Post Surgical Home Care of Femoral Head and Neck Ostectomy after orthopedic surgery is critical to the success of the surgery. Allowing your cat or dog too much activity may alter the anticipated outcome of the surgery. Remember, this surgery is a procedure designed to eliminate future arthritis and pain from the damaged or diseased hip joint and although the joint will never be “good as new”, your cat or dog will have full function of the leg. Your cat or dog will not have “full range of motion” and may experience a very slight limp, but this is due to the “false joint” that forms higher up on the pelvis and is not a sign of any pain or discomfort. The following instructions will be your guide to home care: (Note: once your cat or dog is walking normally, no matter how soon after surgery, you may stop all rehabilitation exercises but continue exercise restriction for a minimum of six weeks to allow full healing of soft tissues.) 

Week 1:

  • Provide pain management with the medications provided to you.
  • Apply an ice-pack to the hip for 10 to 15 minutes two to three times a day for the first 24 to 48 hours post surgical.
  • If inflammation has resolved after 72 hours, apply a hot-pack to the hip for 10 to 15 minutes two or three times a day
  • Perform passive range of motion exercise (gently flex and extend the hip); 20 to 30 times, slow repetitions three times a day 
  • Keep confined to a small area of the home where jumping and running is not possible (small bathroom, laundry room, large cage)

Weeks 2 – 4:

  • Apply a hot pack to the hip for 10 to 15 minutes two or three times a day until the swelling has resolved
  • Stop passive range of motion exercise if your pet is using the leg correctly 
  • Schedule a recheck with your doctor ten days after surgery to remove any sutures and evaluate range of motion and percent weight bearing
  • Most patients begin to bear some weight by week 2, but every pet is different and some may take longer.
  • You can allow your cat to move about the house under supervision, otherwise keep confined when you are not at home to discourage jumping and playing. 
  • If your cats limping or pain appears to worsen after running out of pain medication, please call and request a refill for as long as it continues to help.

Weeks 5 – 6: 

  • Schedule another recheck with your doctor six weeks after surgery to evaluate your pet’s progress
  • If your cat is using the leg well, no further restrictions are necessary.

Additional Instructions:

  • Licking at the incision should be discouraged because it may lead to chewing at the sutures or staples causing a wound infection. It may be necessary to use an Elizabethan collar to prevent  licking.
  • Feed your cat its regular diet but reduce it by 10% to allow for reduced activity. 
  • Mild swelling may occur near incision or low on limbs. Your veterinarian should check moderate or severe swelling immediately.

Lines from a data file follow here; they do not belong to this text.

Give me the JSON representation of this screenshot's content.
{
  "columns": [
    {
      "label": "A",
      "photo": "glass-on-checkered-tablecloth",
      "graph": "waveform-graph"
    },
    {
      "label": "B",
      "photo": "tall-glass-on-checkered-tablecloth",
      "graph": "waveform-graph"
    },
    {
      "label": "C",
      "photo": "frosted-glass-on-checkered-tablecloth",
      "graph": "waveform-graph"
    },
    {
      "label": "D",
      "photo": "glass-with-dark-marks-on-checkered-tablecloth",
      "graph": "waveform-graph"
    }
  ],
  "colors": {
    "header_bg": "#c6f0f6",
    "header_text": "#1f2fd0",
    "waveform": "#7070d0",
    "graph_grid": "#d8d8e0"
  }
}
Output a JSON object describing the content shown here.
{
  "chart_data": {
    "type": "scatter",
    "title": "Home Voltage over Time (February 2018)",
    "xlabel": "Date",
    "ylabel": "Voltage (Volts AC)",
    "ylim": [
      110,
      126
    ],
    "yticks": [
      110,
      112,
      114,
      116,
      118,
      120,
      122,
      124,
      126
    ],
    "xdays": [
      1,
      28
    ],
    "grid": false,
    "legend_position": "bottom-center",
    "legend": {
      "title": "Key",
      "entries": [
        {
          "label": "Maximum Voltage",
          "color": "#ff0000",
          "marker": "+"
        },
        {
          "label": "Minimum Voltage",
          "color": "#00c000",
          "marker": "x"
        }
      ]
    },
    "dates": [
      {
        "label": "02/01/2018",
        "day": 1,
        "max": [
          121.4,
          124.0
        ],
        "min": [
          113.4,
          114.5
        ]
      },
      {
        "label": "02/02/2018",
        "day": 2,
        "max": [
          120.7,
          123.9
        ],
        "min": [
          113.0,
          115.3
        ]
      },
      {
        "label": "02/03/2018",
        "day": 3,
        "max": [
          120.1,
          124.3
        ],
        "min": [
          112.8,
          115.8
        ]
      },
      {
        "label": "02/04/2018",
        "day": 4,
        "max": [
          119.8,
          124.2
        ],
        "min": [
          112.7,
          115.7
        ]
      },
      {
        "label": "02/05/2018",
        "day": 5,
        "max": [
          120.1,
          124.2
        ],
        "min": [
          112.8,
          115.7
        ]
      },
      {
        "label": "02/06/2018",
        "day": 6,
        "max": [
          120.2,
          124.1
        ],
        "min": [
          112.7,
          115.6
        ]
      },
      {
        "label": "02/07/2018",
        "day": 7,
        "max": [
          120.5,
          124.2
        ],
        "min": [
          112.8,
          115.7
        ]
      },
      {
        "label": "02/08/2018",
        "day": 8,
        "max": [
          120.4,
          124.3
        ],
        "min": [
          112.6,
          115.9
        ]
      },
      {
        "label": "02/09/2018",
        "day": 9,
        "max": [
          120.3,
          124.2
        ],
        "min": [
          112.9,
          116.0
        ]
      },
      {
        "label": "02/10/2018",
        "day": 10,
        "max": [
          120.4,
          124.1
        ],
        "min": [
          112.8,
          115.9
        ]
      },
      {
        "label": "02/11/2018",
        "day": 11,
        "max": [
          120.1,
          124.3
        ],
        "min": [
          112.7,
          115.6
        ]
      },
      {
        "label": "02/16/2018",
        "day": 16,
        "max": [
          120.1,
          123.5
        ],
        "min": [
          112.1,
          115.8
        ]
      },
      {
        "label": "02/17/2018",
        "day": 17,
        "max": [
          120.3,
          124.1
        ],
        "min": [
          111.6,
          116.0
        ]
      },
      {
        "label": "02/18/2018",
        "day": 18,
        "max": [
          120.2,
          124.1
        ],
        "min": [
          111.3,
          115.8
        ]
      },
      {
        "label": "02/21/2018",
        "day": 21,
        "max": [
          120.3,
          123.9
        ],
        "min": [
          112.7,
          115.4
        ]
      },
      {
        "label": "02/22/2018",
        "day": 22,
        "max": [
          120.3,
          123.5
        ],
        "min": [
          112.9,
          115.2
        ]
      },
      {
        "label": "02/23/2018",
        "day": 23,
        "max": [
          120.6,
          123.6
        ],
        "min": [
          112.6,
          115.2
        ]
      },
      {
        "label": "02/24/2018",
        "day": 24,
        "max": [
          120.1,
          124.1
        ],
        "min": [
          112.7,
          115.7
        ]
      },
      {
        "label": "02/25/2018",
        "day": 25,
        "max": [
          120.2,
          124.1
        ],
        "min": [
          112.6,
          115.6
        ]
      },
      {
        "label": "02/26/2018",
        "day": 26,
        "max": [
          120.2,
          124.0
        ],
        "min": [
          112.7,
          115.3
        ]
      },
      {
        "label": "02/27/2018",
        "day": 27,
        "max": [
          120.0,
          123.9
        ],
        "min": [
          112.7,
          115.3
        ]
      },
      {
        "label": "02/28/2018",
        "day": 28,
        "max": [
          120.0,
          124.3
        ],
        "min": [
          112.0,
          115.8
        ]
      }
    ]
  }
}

Complications as with any surgical procedure, complications can occur. Unlike human patients who can use a sling or crutches, our patients do not know enough to stay off a healing leg so restricted activity is a major responsibility of you, the pet owner. Failure to follow these instructions carefully can lead to delayed healing. The most common complication is delayed healing, where, despite our best efforts individual patients respond slower than others. Rarely, infections can develop and will need to be treated with antibiotics. Notify your veterinarian if you notice any discharge from the incision.